I may briefly remark that the present Lord Marshmoreton is a
widower of some forty-eight years: that he has two children--a son,
Percy Wilbraham Marsh, Lord Belpher, who is on the brink of his
twenty-first birthday, and a daughter, Lady Patricia Maud Marsh,
who is just twenty: that the chatelaine of the castle is Lady
Caroline Byng, Lord Marshmoreton's sister, who married the very
wealthy colliery owner, Clifford Byng, a few years before his death
(which unkind people say she hastened): and that she has a
step-son, Reginald. Give me time to mention these few facts and I
am done. On the glorious past of the Marshmoretons I will not even
touch.

Luckily, the loss to literature is not irreparable.
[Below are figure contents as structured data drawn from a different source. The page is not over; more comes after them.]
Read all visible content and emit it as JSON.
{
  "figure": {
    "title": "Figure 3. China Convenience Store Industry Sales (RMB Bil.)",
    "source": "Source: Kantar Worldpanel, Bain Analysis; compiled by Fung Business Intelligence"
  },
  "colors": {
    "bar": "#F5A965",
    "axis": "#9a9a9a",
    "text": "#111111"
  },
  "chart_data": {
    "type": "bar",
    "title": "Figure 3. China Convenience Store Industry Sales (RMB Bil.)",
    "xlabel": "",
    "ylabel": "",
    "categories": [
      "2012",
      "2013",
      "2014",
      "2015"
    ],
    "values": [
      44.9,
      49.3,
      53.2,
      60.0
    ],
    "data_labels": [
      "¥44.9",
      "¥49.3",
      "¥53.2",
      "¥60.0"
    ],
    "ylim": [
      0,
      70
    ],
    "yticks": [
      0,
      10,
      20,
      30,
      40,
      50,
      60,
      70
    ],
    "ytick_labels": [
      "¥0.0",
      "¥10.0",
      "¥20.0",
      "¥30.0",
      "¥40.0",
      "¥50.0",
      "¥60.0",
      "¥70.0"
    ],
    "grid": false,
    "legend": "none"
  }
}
Lord
Marshmoreton himself is engaged upon a history of the family, which
will doubtless be on every bookshelf as soon as his lordship gets
it finished. And, as for the castle and its surroundings, including
the model dairy and the amber drawing-room, you may see them for
yourself any Thursday, when Belpher is thrown open to the public on
payment of a fee of one shilling a head. The money is collected by
Keggs the butler, and goes to a worthy local charity. At least,
that is the idea. But the voice of calumny is never silent, and
there exists a school of thought, headed by Albert, the page-boy,
which holds that Keggs sticks to these shillings like glue, and
adds them to his already considerable savings in the Farmers' and
Merchants' Bank, on the left side of the High Street in Belpher
village, next door to the Oddfellows' Hall.